As of writing the government had not yet enacted the Standing Committee on Citizenship and Immigration’s recommendation, perhaps for the reason that it arguably could reward people who hire ghost consultants by giving them a second kick at the can, so to speak.
Am I a Ghost Consultant?
The prohibition on providing immigration advice does not extend to people who will not be paid for their services.
Previously, many people assisted individuals with immigration applications who would not have considered themselves ghost consultants. These included travel agents who completed and submitted visa applications to IRCC visa offices on behalf of their clients, educational agents and international student advisers at universities and colleges who assisted students with applications for study permits and employment agents who assisted the foreign workers they recruited with visa and work permit applications. When Bill C-35 came into force, some of these stakeholders were uncertain as to whether their activities were now illegal.

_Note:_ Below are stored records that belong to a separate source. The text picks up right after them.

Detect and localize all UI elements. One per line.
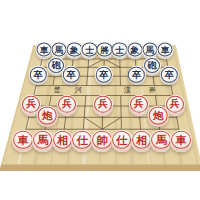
- piece-character: 卒: [34, 70, 43, 79]
- pieces-layer: 車馬象士將士象馬車砲砲卒卒卒卒卒兵兵兵兵兵炮炮車馬相仕帥仕相馬車: [0, 0, 200, 200]
- piece-ring: 車: [171, 131, 191, 149]
- piece-red-horse[interactable]: 馬: [32, 130, 54, 150]
- piece-ring: 兵: [94, 96, 112, 113]
- piece-red-horse[interactable]: 馬: [150, 130, 172, 150]
- piece-character: 車: [161, 45, 170, 54]
- piece-ring: 車: [13, 131, 33, 149]
- piece-ring: 卒: [30, 67, 47, 83]
- piece-character: 車: [40, 45, 49, 54]
- piece-character: 象: [70, 45, 79, 54]
- piece-ring: 卒: [95, 67, 112, 83]
- piece-character: 卒: [165, 70, 174, 79]
- piece-black-soldier[interactable]: 卒: [62, 66, 80, 83]
- piece-red-soldier[interactable]: 兵: [129, 95, 149, 114]
- piece-black-soldier[interactable]: 卒: [95, 66, 113, 83]
- piece-character: 仕: [77, 134, 88, 145]
- piece-ring: 卒: [63, 67, 80, 83]
- piece-character: 車: [175, 134, 186, 145]
- piece-black-soldier[interactable]: 卒: [160, 66, 178, 83]
- piece-character: 卒: [66, 70, 75, 79]
- piece-black-cannon[interactable]: 砲: [143, 57, 161, 74]
- piece-ring: 卒: [161, 67, 178, 83]
- piece-ring: 相: [53, 131, 73, 149]
- piece-character: 將: [100, 45, 109, 54]
- piece-ring: 炮: [38, 107, 56, 124]
- piece-red-cannon[interactable]: 炮: [37, 106, 58, 125]
- piece-ring: 卒: [128, 67, 145, 83]
- piece-ring: 將: [97, 42, 113, 57]
- photo-background: 楚河漢界 車馬象士將士象馬車砲砲卒卒卒卒卒兵兵兵兵兵炮炮車馬相仕帥仕相馬車: [0, 0, 200, 200]
- piece-red-elephant[interactable]: 相: [131, 130, 153, 150]
- piece-character: 卒: [99, 70, 108, 79]
- piece-character: 兵: [134, 99, 144, 109]
- piece-ring: 相: [132, 131, 152, 149]
- piece-character: 馬: [146, 45, 155, 54]
- piece-character: 砲: [52, 61, 61, 70]
- piece-character: 帥: [96, 134, 107, 145]
- piece-ring: 仕: [112, 131, 132, 149]
- piece-red-chariot[interactable]: 車: [12, 130, 34, 150]
- piece-ring: 仕: [72, 131, 92, 149]
- piece-character: 士: [115, 45, 124, 54]
- piece-ring: 馬: [33, 131, 53, 149]
- piece-character: 兵: [170, 99, 180, 109]
- piece-red-soldier[interactable]: 兵: [57, 95, 77, 114]
- piece-ring: 士: [112, 42, 128, 57]
- piece-black-soldier[interactable]: 卒: [127, 66, 145, 83]
- piece-character: 炮: [42, 110, 52, 120]
- piece-red-cannon[interactable]: 炮: [148, 106, 169, 125]
- piece-black-soldier[interactable]: 卒: [29, 66, 47, 83]
- piece-character: 仕: [116, 134, 127, 145]
- piece-character: 馬: [55, 45, 64, 54]
- piece-ring: 車: [36, 42, 52, 57]
- piece-character: 士: [85, 45, 94, 54]
- piece-character: 相: [136, 134, 147, 145]
- piece-character: 卒: [132, 70, 141, 79]
- piece-character: 砲: [147, 61, 156, 70]
- piece-black-chariot[interactable]: 車: [157, 42, 174, 58]
- piece-red-advisor[interactable]: 仕: [71, 130, 93, 150]
- piece-red-general[interactable]: 帥: [91, 130, 113, 150]
- piece-character: 兵: [26, 99, 36, 109]
- piece-red-soldier[interactable]: 兵: [93, 95, 113, 114]
- piece-red-advisor[interactable]: 仕: [111, 130, 133, 150]
- piece-character: 兵: [62, 99, 72, 109]
- piece-ring: 象: [67, 42, 83, 57]
- piece-ring: 兵: [130, 96, 148, 113]
- piece-character: 車: [17, 134, 28, 145]
- piece-ring: 士: [82, 42, 98, 57]
- piece-ring: 象: [127, 42, 143, 57]
- piece-character: 馬: [37, 134, 48, 145]
- piece-character: 馬: [156, 134, 167, 145]
- piece-red-chariot[interactable]: 車: [170, 130, 192, 150]
- piece-character: 象: [131, 45, 140, 54]
- piece-ring: 炮: [149, 107, 167, 124]
- piece-ring: 車: [157, 42, 173, 57]
- piece-character: 炮: [153, 110, 163, 120]
- piece-red-elephant[interactable]: 相: [52, 130, 74, 150]
- piece-ring: 兵: [166, 96, 184, 113]
- piece-character: 兵: [98, 99, 108, 109]
- piece-ring: 馬: [151, 131, 171, 149]
- piece-character: 相: [57, 134, 68, 145]
- piece-ring: 帥: [92, 131, 112, 149]
- piece-ring: 馬: [51, 42, 67, 57]
- piece-ring: 砲: [144, 58, 160, 73]
- piece-ring: 兵: [58, 96, 76, 113]
- piece-ring: 馬: [142, 42, 158, 57]
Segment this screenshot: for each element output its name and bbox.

It is now clear that IRCC has interpreted Bill C-35 as prohibiting all of the above stakeholders from providing immigration advice unless they are licensed. International student advisors who provide immigration advice to students can only do so if they are Regulated International Immigration Student Advisors. Most companies now either have licensed consultants or lawyers working for them either as employees or on retainer.
The one exception appears to be that travel agents are allowed to complete Electronic Travel Authorizations on behalf of their clients.